Without limiting the generality of the foregoing, the Board agrees that there shall be paid
from time to time all amounts required to be rebated to the United States pursuant to Section
148(f) of the Code and any temporary, proposed or final Treasury Regulations as may be
applicable to the Series N (Second Series) Bonds from time to time. This covenant shall survive
payment in full or defeasance of the Series N (Second Series) Bonds. The Board specifically
covenants to pay or cause to be paid to the United States, the Rebate Amount, at the times and in
the amounts described in the Memorandum of Instructions. The Trustee, by execution of its
Acceptance attached hereto, agrees to comply with all instructions of the Board given in
accordance with the Memorandum of Instructions.

       The Board reserves the right to amend the Resolution authorizing these Series N (Second
Series) Bonds without obtaining the consent of the owners of the Bonds (i) to whatever extent
shall, in the opinion of Bond Counsel, be deemed necessary to assure that interest on the Series
N (Second Series) Bonds shall be exempt from Federal income taxation, and (ii) to whatever
extent shall be permissible (without jeopardizing such tax exemption or the security of the
owners of the Series N (Second Series) Bonds) to eliminate or reduce any restrictions concerning
the Project, the investment of the proceeds of the Series N (Second Series) Bonds, or the
application of such proceedings or of the revenues of the Project. The purchasers of the Series N
(Second Series) Bonds are deemed to have relied fully upon these covenants and undertakings on
the part of the Board as part of the consideration for the purchase of the Series N (Second Series)
Bonds. To the extent that the Board obtains an opinion of nationally recognized bond counsel to
the effect that non-compliance with any of the covenants contained in this Resolution or referred
to in this Resolution would not subject interest on the Series N (Second Series) Bonds to Federal
income taxes or Kentucky income taxes, the Board shall not be required to comply with such
covenants or requirements.

       This Resolution is adopted in contemplation that Bond Counsel will render an opinion as
to exemption of principal of the Bonds from Kentucky ad valorem taxation and as to exemption
of interest on the Series N (Second Series) Bonds from Federal and Kentucky income taxation,
based on the assumption by bond Counsel that the Board complies with covenants made by the
Board with respect to compliance with the provisions of the Code and based on the assumption
of compliance by the Board with requirements as to any required rebate (and reports with
reference thereto) to the United States of America of certain investment earnings on the proceeds
of the Series N (Second Series) Bonds. The Board has been advised that, based on the foregoing
assumption of compliance, Bond Counsel is of the opinion that the Series N (Second Series)
Bonds are not "arbitrage bonds" within the meaning of Section 148 of the Code.

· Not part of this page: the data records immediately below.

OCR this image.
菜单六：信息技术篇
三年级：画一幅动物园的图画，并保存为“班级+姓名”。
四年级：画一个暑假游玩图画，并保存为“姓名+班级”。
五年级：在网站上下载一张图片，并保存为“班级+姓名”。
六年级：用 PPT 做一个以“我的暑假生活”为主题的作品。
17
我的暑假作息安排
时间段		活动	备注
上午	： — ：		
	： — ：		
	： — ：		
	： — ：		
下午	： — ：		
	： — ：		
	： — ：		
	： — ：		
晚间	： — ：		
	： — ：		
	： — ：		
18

       Section 4.2. The Revenue Fund; Transfer to the Bond Fund and the Debt Service
Reserve Fund to Provide for the Additional Requirements of the Series N (Second Series) Bonds.

       (1)   From and after the issuance and delivery of the Series N (Second Series) Bonds,
the Treasurer, conforming to the provisions of Section 4.05(2) of the Basic Resolution, shall
transfer from the Revenue Fund and deposit to the credit of the Bond Fund from time to time
such sums as are required to pay (a) interest falling due on each November 1 with respect to the
Series N (Second Series) Bonds, and (b) interest and principal, if any, falling due on each May 1
with respect to the Series N (Second Series) Bonds; and such transfers and deposits into the
Bond Fund shall be in addition to the transfers and deposits required to be made from time to
time for payment of the interest on and principal of the Outstanding Bonds.